Thank you all for your input. I will look into the istick and VTC


----------



## Wyvern (8/12/15)

Dude, I was also in two minds about the Evic mini and subox - I ended up going for the evic - and I wont regret it. For me the main difference is the way the two feels - the evic just feels more solid and oh so user friendly. I am using the TC in SS and love it. The subox is for me an awesome little mod that I might get for when going out (I am contemplating the nano tho.) The evic I can see will be the mod that I never let go at all.(this is from a noobs perspective)


----------



## MorneW (8/12/15)

I have both mentioned and am very happy with them.


----------



## Paulie (8/12/15)

Its a nice to have not have to have man! You dont need anything above 100w unless you really do drip over 100w daily.


----------



## rogue zombie (8/12/15)

I still cannot vape at more than 40watts.

On my regulated mod, I have 24guage duals coils at 0.25ohm.... I get more satifaction than I need out of that. And I get into trouble when I vape in the kitchen, because of the clouds. My Reo setup is roughly at 30 watts, and that's what I always look to grab first.

I personally don't see the need for quad-coil hectic setups for SATISFACTION. I see it as purely a choice, and not a need.

It is nice to hear of other folks in my boat - kids stuff is big money nowadays, otherwise I'd have 3 Reo's 

Every time I think I'm going to splash out on a new one, "Oh the school needs this much for this, and that much for that...."

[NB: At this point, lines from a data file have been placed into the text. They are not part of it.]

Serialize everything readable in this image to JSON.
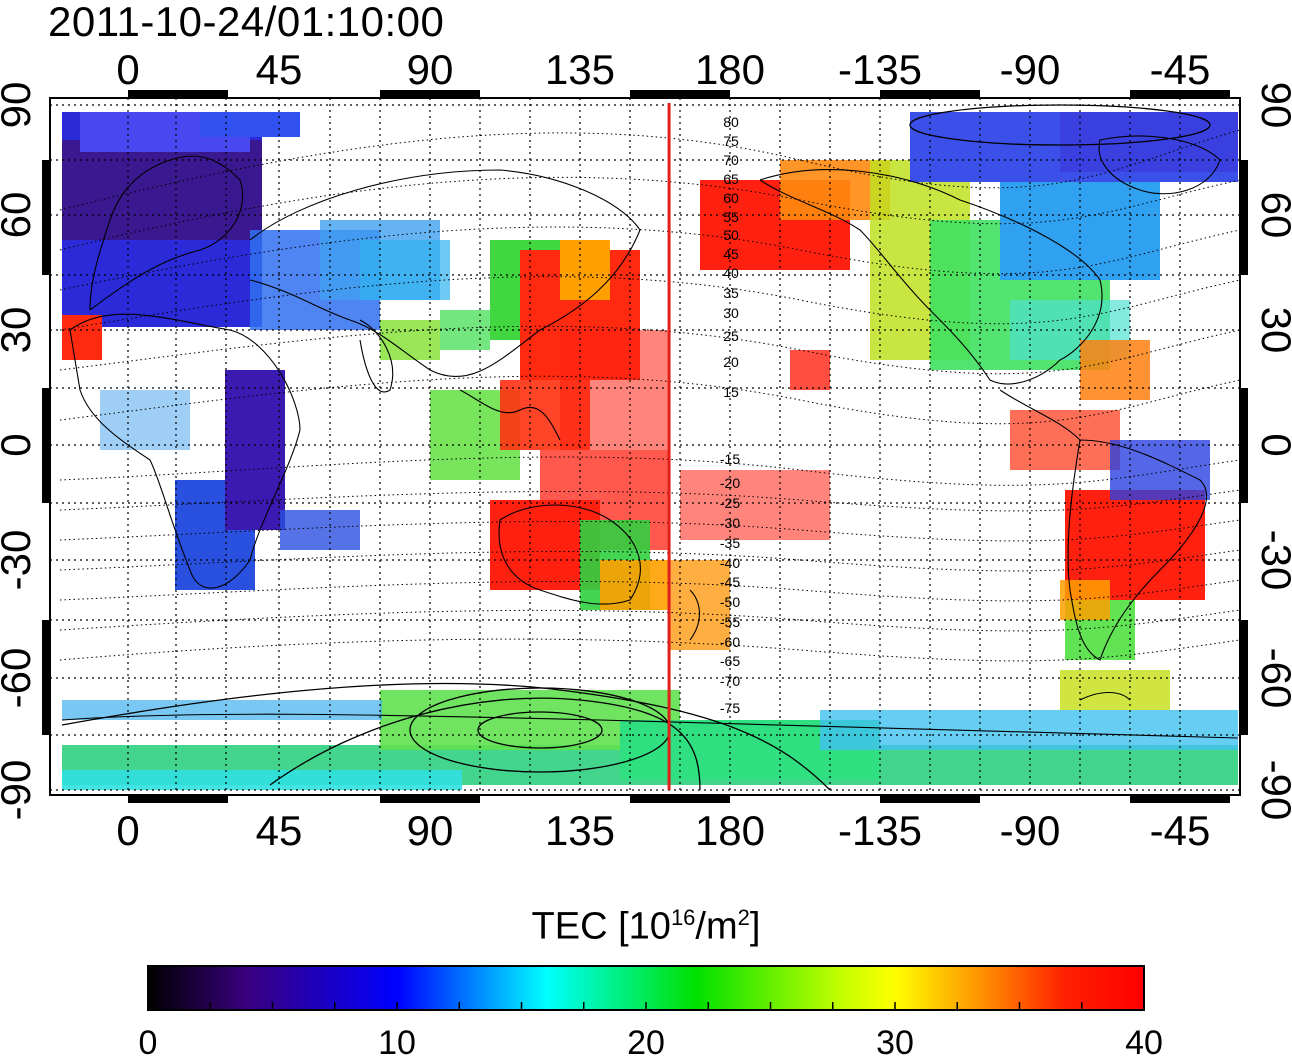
{
  "title": "2011-10-24/01:10:00",
  "map": {
    "top_lon_ticks": [
      "0",
      "45",
      "90",
      "135",
      "180",
      "-135",
      "-90",
      "-45"
    ],
    "bottom_lon_ticks": [
      "0",
      "45",
      "90",
      "135",
      "180",
      "-135",
      "-90",
      "-45"
    ],
    "left_lat_ticks": [
      "90",
      "60",
      "30",
      "0",
      "-30",
      "-60",
      "-90"
    ],
    "right_lat_ticks": [
      "90",
      "60",
      "30",
      "0",
      "-30",
      "-60",
      "-90"
    ],
    "meridian_lon": 162,
    "meridian_color": "#e0201a",
    "magnetic_contour_labels": [
      "80",
      "75",
      "70",
      "65",
      "60",
      "55",
      "50",
      "45",
      "40",
      "35",
      "30",
      "25",
      "20",
      "15",
      "-15",
      "-20",
      "-25",
      "-30",
      "-35",
      "-40",
      "-45",
      "-50",
      "-55",
      "-60",
      "-65",
      "-70",
      "-75"
    ]
  },
  "colorbar": {
    "title_prefix": "TEC  [10",
    "title_exp1": "16",
    "title_mid": "/m",
    "title_exp2": "2",
    "title_suffix": "]",
    "tick_labels": [
      "0",
      "10",
      "20",
      "30",
      "40"
    ],
    "min": 0,
    "max": 40
  }
}
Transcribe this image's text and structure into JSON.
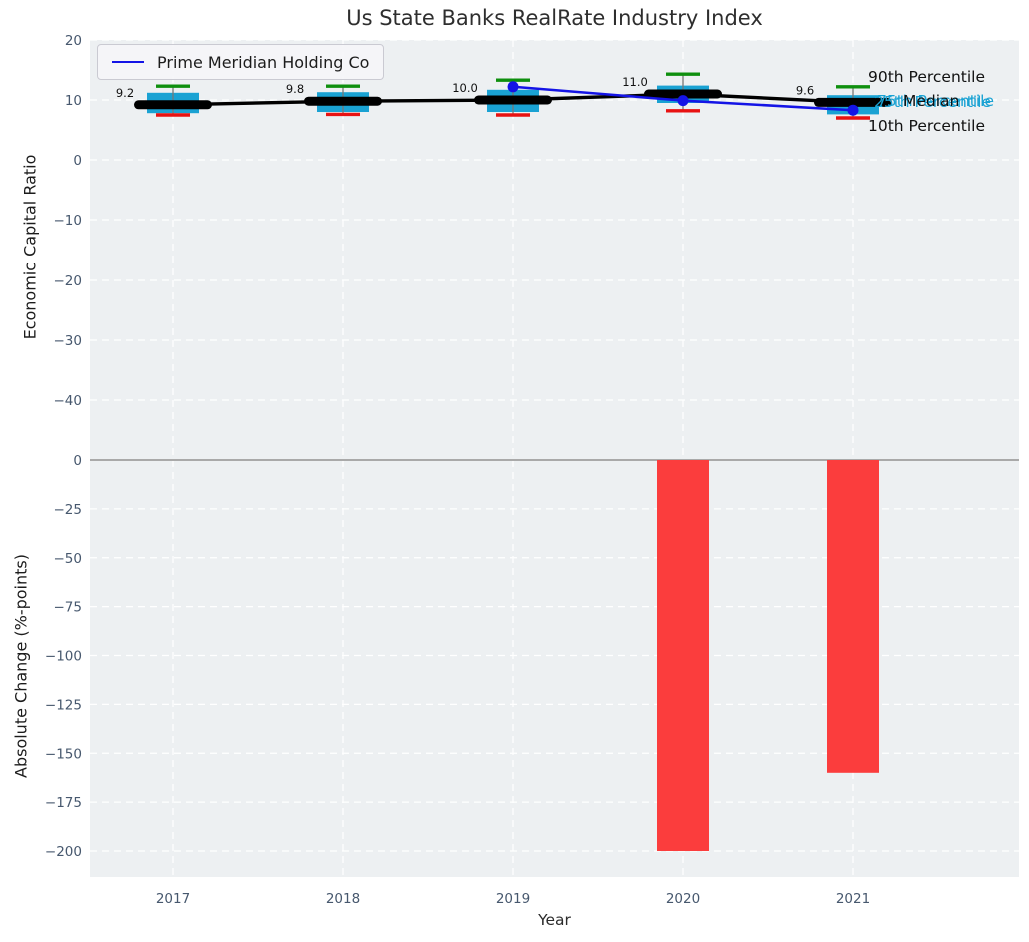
{
  "title": "Us State Banks RealRate Industry Index",
  "legend": {
    "label": "Prime Meridian Holding Co"
  },
  "annotations": {
    "p90": "90th Percentile",
    "p75": "75th Percentile",
    "median": "Median",
    "p25": "25th Percentile",
    "p10": "10th Percentile"
  },
  "colors": {
    "box_fill": "#1aa2d3",
    "cap_90": "#0e8f0e",
    "cap_10": "#e81212",
    "median_line": "#000000",
    "company_line": "#1414e6",
    "bar_fill": "#fb3d3d",
    "plot_bg": "#edf0f2",
    "grid": "#ffffff",
    "zero_line": "#a9a9a9",
    "tick_text": "#47586e",
    "whisker": "#777777",
    "label_text": "#111111"
  },
  "chart_data": [
    {
      "type": "box",
      "title": "Us State Banks RealRate Industry Index",
      "ylabel": "Economic Capital Ratio",
      "ylim": [
        -49,
        20
      ],
      "yticks": [
        20,
        10,
        0,
        -10,
        -20,
        -30,
        -40
      ],
      "ytick_labels": [
        "20",
        "10",
        "0",
        "−10",
        "−20",
        "−30",
        "−40"
      ],
      "categories": [
        "2017",
        "2018",
        "2019",
        "2020",
        "2021"
      ],
      "boxes": [
        {
          "year": "2017",
          "p10": 7.5,
          "p25": 7.8,
          "median": 9.2,
          "p75": 11.2,
          "p90": 12.3,
          "label": "9.2"
        },
        {
          "year": "2018",
          "p10": 7.6,
          "p25": 8.0,
          "median": 9.8,
          "p75": 11.3,
          "p90": 12.3,
          "label": "9.8"
        },
        {
          "year": "2019",
          "p10": 7.5,
          "p25": 8.0,
          "median": 10.0,
          "p75": 11.7,
          "p90": 13.3,
          "label": "10.0"
        },
        {
          "year": "2020",
          "p10": 8.2,
          "p25": 9.5,
          "median": 11.0,
          "p75": 12.4,
          "p90": 14.3,
          "label": "11.0"
        },
        {
          "year": "2021",
          "p10": 7.0,
          "p25": 7.6,
          "median": 9.6,
          "p75": 10.8,
          "p90": 12.2,
          "label": "9.6"
        }
      ],
      "series": [
        {
          "name": "Prime Meridian Holding Co",
          "color": "#1414e6",
          "x": [
            "2019",
            "2020",
            "2021"
          ],
          "values": [
            12.2,
            9.9,
            8.3
          ]
        }
      ],
      "legend_position": "upper left",
      "grid": true
    },
    {
      "type": "bar",
      "ylabel": "Absolute Change (%-points)",
      "xlabel": "Year",
      "ylim": [
        -212,
        3
      ],
      "yticks": [
        0,
        -25,
        -50,
        -75,
        -100,
        -125,
        -150,
        -175,
        -200
      ],
      "ytick_labels": [
        "0",
        "−25",
        "−50",
        "−75",
        "−100",
        "−125",
        "−150",
        "−175",
        "−200"
      ],
      "categories": [
        "2017",
        "2018",
        "2019",
        "2020",
        "2021"
      ],
      "values": [
        null,
        null,
        null,
        -200,
        -160
      ],
      "grid": true
    }
  ]
}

Sent from my SM-G920F using Tapatalk

Reactions: Like 1 | Agree 1


----------



## korn1 (8/12/15)

You could always tell your daughter that she can do gymnastics in Parys .

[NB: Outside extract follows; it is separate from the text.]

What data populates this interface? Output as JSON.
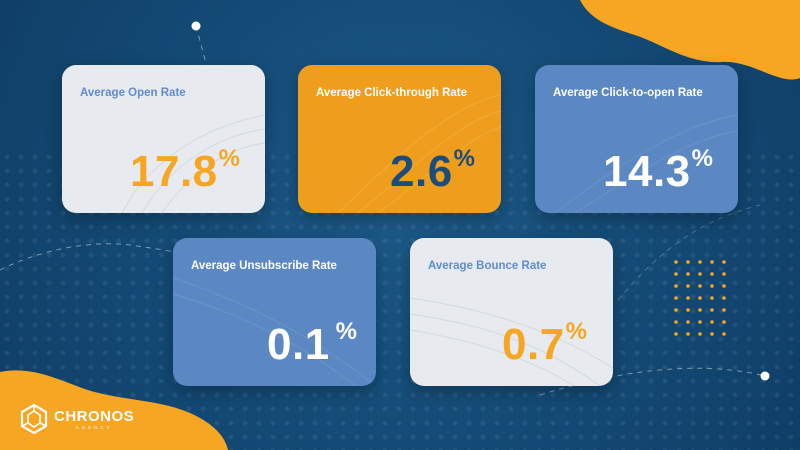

I am a noob but I think you will survive without one for now

Reactions: Funny 1


----------



## Cespian (8/12/15)

Max I've vaped was 65watts (using SMOK X CUBE 2). I find that the biggest factor for me is battery life (because I'm lazy to charge of course ). Hence most MODS with dual 18650's that can fire up to 75watts is all I need... In my experience of course.


----------



## BuzzGlo (8/12/15)

I've been back and forth about the same thing 
RX200 : R900 - R1300
18650's : R450 - R 600
4 bay Charger : R500 - R600

About 2k for a mod I'd love to have when I have 60w evic vt already. Granted the evic Vt has its issues but it does the Job.


----------